The other option is Casey, a classic back-to-goal target man in a lot of ways. One element he's developed as he gets older is to be more of a set-up man for others than he focuses on being a goalscorer himself. Casey's job is still to battle with defenders in the air and on the ground to hold play up, but he's less likely to get into the box now. Instead, he's usually looking to be the trailing runner after laying the ball off for an onrushing midfielder or outside back. If he turns to face goal, Casey is still more likely to be looking for a pass than he is to shoot (though we saw him do both at RFK in April, where he sent McInerney through for the opener and then scored from 19 yards to make it 2-0). Making sure those passes are not easy - thus making them more likely to slow the attack down - is key to taking Casey out of the equation.

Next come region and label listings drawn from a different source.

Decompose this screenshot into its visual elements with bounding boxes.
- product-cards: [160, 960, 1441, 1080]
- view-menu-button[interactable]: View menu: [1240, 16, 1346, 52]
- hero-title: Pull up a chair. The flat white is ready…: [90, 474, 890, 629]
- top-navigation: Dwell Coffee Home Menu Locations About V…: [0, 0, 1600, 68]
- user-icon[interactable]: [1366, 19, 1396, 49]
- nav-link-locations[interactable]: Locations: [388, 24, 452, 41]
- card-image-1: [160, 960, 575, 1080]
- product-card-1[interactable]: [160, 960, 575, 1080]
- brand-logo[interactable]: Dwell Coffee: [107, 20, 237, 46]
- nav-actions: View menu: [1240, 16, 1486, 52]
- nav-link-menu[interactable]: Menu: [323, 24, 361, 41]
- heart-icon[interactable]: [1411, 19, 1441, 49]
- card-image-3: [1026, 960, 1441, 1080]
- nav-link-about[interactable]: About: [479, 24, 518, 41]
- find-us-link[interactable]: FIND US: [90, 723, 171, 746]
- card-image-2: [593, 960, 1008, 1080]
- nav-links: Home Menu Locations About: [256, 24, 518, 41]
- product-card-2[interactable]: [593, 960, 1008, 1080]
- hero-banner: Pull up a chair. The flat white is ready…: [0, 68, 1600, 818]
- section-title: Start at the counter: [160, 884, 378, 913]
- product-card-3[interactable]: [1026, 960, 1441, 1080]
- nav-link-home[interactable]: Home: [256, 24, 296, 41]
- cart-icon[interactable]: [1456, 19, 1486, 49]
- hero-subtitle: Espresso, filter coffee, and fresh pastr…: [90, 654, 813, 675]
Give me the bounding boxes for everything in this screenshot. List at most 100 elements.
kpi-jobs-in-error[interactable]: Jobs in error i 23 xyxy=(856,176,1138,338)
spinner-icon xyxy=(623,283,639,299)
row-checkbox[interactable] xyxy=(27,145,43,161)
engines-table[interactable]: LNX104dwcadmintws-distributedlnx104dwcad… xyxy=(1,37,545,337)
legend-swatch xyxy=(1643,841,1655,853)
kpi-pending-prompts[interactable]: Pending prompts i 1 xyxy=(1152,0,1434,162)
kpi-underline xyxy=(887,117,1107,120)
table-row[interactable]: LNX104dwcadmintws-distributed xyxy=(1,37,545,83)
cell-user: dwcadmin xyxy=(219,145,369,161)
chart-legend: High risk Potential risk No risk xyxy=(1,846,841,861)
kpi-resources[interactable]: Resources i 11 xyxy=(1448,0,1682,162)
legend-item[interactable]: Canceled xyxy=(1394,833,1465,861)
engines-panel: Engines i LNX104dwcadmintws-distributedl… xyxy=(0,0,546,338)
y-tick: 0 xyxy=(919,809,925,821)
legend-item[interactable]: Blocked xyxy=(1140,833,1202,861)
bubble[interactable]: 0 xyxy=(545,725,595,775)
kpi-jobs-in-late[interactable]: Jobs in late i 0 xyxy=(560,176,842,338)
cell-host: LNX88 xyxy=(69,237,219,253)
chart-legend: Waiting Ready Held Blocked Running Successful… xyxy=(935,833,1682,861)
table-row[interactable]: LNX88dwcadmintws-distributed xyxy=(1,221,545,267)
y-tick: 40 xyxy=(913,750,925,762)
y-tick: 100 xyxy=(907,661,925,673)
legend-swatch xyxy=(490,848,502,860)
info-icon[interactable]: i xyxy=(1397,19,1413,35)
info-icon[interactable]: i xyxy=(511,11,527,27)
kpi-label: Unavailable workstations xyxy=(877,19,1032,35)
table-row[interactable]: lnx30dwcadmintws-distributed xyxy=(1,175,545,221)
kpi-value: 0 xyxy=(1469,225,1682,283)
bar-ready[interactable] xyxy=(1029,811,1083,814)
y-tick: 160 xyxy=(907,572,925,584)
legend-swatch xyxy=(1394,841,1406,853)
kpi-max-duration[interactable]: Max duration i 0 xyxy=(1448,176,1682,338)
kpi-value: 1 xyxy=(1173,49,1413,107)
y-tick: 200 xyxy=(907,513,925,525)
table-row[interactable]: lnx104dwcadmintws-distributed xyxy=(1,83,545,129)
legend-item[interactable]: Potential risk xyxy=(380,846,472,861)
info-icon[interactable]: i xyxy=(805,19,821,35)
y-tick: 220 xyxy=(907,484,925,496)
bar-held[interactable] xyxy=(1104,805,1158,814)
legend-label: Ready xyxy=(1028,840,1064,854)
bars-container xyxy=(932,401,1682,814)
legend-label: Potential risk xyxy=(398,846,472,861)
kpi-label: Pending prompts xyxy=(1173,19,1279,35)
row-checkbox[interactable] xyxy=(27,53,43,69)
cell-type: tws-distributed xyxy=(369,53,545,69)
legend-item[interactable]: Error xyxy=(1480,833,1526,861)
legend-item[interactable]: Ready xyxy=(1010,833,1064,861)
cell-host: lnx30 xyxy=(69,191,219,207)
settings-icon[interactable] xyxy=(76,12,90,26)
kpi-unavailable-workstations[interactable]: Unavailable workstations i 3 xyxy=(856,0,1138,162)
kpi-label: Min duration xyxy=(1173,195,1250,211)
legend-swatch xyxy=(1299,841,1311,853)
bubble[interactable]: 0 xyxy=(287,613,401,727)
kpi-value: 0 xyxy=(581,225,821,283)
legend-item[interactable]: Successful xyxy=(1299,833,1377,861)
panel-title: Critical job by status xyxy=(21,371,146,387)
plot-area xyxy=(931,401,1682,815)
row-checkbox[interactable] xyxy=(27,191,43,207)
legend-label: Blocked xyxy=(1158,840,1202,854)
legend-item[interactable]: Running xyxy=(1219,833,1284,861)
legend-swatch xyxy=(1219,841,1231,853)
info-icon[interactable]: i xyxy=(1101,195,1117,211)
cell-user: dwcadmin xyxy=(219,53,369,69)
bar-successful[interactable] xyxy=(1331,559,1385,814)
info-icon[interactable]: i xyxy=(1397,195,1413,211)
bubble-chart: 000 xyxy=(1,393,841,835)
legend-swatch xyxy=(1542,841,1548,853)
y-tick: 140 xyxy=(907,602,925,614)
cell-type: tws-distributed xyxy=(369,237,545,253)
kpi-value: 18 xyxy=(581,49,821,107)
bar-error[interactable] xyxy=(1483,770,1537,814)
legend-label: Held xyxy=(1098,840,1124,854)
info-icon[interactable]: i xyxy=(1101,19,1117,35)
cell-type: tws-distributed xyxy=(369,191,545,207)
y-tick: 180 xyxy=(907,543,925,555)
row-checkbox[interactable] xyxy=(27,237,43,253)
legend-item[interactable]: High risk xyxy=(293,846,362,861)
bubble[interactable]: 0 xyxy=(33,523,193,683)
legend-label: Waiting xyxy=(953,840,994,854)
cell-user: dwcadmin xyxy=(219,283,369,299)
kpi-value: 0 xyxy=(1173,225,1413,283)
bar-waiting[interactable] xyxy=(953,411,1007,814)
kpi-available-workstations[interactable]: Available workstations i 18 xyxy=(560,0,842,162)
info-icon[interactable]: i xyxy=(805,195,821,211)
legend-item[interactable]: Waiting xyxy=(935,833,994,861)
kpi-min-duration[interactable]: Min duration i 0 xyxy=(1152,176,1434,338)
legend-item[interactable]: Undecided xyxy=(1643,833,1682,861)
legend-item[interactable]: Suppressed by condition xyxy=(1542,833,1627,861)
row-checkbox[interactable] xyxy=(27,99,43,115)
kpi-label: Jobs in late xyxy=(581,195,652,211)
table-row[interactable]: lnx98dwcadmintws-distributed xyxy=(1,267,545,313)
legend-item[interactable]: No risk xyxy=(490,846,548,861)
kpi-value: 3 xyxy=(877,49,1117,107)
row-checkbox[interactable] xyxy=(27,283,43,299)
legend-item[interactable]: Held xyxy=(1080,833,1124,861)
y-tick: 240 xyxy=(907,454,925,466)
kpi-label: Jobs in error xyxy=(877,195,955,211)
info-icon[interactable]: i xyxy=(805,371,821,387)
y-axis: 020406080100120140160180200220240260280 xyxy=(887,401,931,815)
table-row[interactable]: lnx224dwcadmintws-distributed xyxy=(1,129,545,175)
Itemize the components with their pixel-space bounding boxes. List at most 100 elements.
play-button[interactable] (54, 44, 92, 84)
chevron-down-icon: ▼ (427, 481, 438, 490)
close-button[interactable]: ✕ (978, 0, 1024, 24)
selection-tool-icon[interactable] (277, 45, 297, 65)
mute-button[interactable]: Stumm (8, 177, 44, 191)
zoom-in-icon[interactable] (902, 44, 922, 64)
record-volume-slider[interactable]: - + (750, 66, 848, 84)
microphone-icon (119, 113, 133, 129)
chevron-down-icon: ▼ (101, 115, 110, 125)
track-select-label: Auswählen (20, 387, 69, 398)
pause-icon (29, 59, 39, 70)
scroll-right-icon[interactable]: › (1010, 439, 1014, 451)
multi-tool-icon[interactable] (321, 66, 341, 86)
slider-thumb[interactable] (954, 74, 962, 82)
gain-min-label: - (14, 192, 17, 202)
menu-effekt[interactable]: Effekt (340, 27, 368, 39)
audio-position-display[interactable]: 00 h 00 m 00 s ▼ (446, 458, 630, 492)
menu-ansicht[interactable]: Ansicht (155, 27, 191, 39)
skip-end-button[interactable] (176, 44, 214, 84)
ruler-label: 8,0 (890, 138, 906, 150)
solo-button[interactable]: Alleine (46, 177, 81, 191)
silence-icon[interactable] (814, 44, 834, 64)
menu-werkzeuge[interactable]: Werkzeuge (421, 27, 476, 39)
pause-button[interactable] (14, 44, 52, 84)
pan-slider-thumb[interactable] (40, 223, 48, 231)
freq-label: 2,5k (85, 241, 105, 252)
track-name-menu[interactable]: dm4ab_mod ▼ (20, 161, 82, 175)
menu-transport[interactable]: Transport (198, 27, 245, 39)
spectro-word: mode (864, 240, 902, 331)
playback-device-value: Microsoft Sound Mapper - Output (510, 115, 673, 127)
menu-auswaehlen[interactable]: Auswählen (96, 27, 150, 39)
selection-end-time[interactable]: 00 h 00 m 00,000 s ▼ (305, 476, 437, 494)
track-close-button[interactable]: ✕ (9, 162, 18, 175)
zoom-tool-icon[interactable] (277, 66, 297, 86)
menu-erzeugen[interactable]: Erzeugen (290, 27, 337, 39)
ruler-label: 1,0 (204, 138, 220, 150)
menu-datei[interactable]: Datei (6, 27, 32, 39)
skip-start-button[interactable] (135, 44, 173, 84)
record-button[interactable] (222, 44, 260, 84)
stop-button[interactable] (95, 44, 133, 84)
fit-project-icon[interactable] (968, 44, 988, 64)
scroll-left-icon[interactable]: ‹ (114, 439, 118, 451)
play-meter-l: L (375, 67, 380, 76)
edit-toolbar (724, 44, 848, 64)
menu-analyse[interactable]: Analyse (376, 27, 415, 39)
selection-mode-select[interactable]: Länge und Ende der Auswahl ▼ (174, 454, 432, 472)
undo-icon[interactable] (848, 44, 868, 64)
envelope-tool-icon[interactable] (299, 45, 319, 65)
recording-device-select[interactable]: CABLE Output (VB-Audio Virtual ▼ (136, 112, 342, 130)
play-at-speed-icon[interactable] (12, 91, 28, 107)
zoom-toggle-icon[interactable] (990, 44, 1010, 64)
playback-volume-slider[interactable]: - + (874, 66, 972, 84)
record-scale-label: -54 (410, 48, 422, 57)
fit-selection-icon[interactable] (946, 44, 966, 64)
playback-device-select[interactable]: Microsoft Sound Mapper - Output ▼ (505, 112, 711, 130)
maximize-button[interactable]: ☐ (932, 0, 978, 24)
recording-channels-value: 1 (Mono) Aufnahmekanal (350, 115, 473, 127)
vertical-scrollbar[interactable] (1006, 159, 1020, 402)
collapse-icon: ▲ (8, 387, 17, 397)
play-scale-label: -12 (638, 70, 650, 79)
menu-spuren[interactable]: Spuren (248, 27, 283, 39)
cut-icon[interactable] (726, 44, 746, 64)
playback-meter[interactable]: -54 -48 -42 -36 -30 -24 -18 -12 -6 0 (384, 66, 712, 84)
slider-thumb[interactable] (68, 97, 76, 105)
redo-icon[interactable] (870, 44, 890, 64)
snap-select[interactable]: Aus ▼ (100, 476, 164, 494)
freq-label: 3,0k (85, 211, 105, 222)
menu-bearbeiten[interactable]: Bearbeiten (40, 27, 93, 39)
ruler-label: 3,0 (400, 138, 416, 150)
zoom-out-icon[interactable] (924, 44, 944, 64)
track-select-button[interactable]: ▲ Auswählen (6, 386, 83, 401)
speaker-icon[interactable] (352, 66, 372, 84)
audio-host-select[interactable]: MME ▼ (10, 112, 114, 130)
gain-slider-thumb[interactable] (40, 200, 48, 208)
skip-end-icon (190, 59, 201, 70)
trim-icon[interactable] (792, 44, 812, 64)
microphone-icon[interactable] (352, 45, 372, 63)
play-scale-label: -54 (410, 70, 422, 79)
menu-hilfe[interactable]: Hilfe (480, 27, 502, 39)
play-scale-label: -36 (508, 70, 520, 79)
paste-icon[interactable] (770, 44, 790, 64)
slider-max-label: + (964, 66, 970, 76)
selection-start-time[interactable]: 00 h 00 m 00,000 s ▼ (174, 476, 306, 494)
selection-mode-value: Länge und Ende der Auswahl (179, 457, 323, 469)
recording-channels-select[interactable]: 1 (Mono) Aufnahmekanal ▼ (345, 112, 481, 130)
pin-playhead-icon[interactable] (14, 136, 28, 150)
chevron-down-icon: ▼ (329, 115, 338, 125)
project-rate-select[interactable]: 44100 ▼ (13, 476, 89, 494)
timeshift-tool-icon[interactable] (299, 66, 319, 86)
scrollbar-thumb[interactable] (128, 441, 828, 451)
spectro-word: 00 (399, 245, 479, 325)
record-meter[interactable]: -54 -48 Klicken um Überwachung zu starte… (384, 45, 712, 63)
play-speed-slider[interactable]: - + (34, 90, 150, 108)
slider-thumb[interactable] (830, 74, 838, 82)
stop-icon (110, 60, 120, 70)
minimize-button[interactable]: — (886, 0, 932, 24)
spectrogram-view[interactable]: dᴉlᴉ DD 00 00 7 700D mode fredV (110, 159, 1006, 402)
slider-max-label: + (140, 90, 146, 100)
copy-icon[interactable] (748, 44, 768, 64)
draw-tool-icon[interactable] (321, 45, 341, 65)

On set pieces, Le Toux's delivery has gotten a lot better lately, so United will have to be sharp. It's not that the Union have a lot of big targets (especially if Casey starts on the bench); Okugo and Parke are alone in that category, and Parke doesn't have much of a scoring record over his career. Rather, it's having those two plus Williams - athletic, brave, and determined - and a fox-in-the-box like McInerney, who is an ace at finishing up scrambles inside the 18. The Union aren't like Houston or KC, looking to score off the first header. They're much more focused on flick-ons and creating chaos, because they know Jack Mac is their meal ticket, and he loves disorganized defenses that failed to pick up a loose ball.

That's the trick for United: Making sure there aren't loose balls. Ideally, we'll see a DC player win the first header outright and clear it well. However, United should be ready for flick-ons from both corners and the long throw-ins from Williams, and we need to make sure those clearances are good ones. Half-clearing the ball against the Union is just inviting someone to lob it back in, and those are chaotic situations for any defense. Much like the counterattacks that will work if we can just execute them correctly, this is something that's less about ability and more about just getting things right.